Severino Rubio, director of Mexico’s National School of Nursing and Obstetrics, said he signed certificates allowing 35 graduates to work outside Mexico in January alone.

Two nurse testing sites were set up in Mexico last year by a U.S.-based commission that helps predict whether foreign nurses are ready for U.S. certification.

Some health experts are alarmed, warning that Mexico can ill afford to lose highly trained nurses. Research sponsored by the World Health Organization has found the quality of health care can suffer in poor countries that become sources for nurses working in rich countries.

“There are not enough nurses to attend to the demand that we have right now in this country,” said Nelly Maldonado, director of the National Cardiology Institute School of Nursing in Mexico City.

The institute trains its own nurses, providing multiyear scholarships to students who stay and work at one of Latin America’s elite hospitals.

But one student nurse at the institute recently enrolled in a program to work abroad.

“They’re asking for people with advanced degrees, already trained,” nursing professor Guadalupe Martinez said. “Therein lies the threat.”

In the United States, job dissatisfaction among registered nurses, who often complain of understaffing and inadequate pay and benefits, has contributed to the professional shortage, according to a study by the U.S. government’s General Accounting Office.

Other rich countries face similar shortages and also have turned to poor countries to fill vacancies.

Responding to complaints from poor nations worried about damage to their own health systems, Britain and Ireland have set ethical guidelines for international nurse recruiting, and Norway put a cap on the number of foreign nurses the government may hire.

In Mexico, Maldonado recently went on a talk-radio program to denounce any government support for the recruitment of nurses bound for the United States.

But some government employment offices in Mexico are eager to help recruiters. The state of Mexico, which encircles Mexico City, is supplying classrooms and administrative assistance to one recruiting company.

State Labor Secretary Luis Ribera said individual nurses and their profession have everything to gain from foreign recruitment.

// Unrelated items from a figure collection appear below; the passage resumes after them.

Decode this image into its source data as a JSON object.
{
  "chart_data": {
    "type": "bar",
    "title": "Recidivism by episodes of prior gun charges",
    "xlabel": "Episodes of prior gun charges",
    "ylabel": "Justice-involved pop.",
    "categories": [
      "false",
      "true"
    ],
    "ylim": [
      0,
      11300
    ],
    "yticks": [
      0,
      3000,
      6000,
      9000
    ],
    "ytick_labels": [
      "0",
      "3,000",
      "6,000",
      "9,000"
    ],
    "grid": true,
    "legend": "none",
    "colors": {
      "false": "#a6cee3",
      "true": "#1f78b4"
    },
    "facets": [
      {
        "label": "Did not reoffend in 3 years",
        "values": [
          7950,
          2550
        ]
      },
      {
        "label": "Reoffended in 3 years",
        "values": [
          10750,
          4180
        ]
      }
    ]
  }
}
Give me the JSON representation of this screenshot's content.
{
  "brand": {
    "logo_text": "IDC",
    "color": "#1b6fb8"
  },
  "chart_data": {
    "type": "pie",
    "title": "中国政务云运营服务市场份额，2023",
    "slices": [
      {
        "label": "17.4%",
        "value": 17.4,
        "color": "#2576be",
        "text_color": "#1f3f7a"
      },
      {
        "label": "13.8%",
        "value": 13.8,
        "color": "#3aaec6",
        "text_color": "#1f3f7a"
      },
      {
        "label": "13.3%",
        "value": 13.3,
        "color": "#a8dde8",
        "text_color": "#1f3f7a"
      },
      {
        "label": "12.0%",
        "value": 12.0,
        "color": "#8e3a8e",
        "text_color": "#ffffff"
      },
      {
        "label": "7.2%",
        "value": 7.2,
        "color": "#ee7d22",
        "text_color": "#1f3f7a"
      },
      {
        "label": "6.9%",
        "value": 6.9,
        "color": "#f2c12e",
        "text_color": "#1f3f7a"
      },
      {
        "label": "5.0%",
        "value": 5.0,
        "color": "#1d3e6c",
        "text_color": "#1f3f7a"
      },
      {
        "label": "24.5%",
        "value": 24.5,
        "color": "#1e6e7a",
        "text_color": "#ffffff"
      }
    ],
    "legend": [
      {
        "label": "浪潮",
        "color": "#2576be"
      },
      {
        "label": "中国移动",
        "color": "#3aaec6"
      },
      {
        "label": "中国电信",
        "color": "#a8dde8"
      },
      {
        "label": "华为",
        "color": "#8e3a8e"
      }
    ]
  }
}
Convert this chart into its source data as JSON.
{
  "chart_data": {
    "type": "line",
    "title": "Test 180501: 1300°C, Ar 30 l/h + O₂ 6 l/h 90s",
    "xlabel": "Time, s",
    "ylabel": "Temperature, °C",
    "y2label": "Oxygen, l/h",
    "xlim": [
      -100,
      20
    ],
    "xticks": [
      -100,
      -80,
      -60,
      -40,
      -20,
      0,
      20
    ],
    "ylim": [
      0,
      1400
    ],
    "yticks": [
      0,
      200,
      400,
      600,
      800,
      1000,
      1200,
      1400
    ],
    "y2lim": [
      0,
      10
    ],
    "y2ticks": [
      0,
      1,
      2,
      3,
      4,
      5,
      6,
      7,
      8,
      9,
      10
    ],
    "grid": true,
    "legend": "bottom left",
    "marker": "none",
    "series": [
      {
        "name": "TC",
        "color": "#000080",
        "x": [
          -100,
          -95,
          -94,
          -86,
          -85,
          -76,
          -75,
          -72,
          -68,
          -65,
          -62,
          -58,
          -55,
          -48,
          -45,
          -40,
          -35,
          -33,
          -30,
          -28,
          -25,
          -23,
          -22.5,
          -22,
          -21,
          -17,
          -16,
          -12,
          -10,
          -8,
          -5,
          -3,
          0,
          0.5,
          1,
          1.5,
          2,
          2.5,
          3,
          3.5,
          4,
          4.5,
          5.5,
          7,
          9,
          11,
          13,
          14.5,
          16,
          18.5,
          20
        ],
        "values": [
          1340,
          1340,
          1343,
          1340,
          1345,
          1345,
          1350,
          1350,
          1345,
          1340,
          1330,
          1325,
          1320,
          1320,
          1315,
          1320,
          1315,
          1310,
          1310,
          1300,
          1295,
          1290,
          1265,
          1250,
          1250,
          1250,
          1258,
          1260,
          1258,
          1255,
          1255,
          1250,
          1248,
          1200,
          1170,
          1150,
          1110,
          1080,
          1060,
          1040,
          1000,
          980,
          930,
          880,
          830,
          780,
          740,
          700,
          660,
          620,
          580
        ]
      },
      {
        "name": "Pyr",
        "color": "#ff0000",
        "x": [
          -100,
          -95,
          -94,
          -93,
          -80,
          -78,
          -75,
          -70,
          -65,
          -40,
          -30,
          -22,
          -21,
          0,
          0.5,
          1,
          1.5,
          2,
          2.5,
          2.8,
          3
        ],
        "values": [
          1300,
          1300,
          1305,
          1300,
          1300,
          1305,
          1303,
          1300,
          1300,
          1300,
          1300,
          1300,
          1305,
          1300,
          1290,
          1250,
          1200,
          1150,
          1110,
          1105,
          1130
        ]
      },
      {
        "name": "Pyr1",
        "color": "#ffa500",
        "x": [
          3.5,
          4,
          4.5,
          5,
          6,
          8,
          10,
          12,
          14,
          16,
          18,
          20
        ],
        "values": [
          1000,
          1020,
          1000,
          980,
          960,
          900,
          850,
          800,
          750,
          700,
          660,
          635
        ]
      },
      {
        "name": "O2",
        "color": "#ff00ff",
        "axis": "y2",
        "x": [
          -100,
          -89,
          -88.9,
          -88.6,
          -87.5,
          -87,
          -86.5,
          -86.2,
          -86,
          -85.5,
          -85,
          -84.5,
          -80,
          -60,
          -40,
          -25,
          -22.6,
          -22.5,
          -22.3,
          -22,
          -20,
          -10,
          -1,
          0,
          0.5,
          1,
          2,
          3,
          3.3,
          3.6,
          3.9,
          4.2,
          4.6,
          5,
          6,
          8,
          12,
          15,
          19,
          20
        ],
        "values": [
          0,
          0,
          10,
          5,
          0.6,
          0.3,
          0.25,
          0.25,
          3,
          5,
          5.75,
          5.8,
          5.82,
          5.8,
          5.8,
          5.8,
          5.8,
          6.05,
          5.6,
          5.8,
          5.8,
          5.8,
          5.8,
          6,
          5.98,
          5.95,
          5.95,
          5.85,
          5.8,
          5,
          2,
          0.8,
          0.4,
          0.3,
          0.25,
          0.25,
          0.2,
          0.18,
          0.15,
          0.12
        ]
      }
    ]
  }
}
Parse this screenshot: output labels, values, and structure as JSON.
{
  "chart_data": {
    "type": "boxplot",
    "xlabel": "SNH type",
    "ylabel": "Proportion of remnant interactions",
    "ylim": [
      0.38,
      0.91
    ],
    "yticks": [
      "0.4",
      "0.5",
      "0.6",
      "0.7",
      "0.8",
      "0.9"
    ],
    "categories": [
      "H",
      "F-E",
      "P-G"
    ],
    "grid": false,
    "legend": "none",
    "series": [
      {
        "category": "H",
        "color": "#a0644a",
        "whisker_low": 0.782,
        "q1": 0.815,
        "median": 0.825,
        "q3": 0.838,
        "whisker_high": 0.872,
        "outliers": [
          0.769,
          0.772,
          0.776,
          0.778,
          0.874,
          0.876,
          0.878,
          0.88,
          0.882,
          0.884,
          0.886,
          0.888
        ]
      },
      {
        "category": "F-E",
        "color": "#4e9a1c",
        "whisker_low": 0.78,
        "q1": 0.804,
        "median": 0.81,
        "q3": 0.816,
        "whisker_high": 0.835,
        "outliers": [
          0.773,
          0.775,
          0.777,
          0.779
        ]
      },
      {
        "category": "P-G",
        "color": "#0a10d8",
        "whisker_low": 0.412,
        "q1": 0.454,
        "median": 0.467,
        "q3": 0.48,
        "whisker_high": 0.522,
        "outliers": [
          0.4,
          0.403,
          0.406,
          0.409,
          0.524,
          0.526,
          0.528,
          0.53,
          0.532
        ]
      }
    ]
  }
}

“The offers – despite the fact that they are coming from abroad – represent an opportunity: Nurses who leave today to work open spaces for new nurses who are leaving the universities,” he said.

Mireille Kingma of the International Council of Nurses, a federation of 125 national nurses associations, also says some emigration by nurses can be beneficial to the source country.

“Strangely enough, the promise of career opportunities abroad often stimulates the expansion of the training facilities, level of education and improves the image of the profession,” said Kingma, a consultant on nursing and health policy at the council. “The evidence suggests that nurses most often do not migrate permanently. When and if they return … they tend to bring with them advanced knowledge and skills.”

Foreign educated nurses wanting to work at U.S. hospitals must pass a national licensing exam and English proficiency test and comply with requirements of state nursing boards, said Cheryl Peterson, a registered nurse and senior policy fellow for international affairs with the American Nurses Association.

Those requirements ensure high-quality health care, but concerns remain about the impact of foreign nurse recruitment on wages for U.S. nurses, Peterson said. She argues the United States wouldn’t have to look abroad if the profession was paid better.

The American Nurses Association also expresses concern about the ethics of recruiting nurses abroad.

“The shortage here in the United States will never be as bad as it is in (many) developing countries,” Peterson said.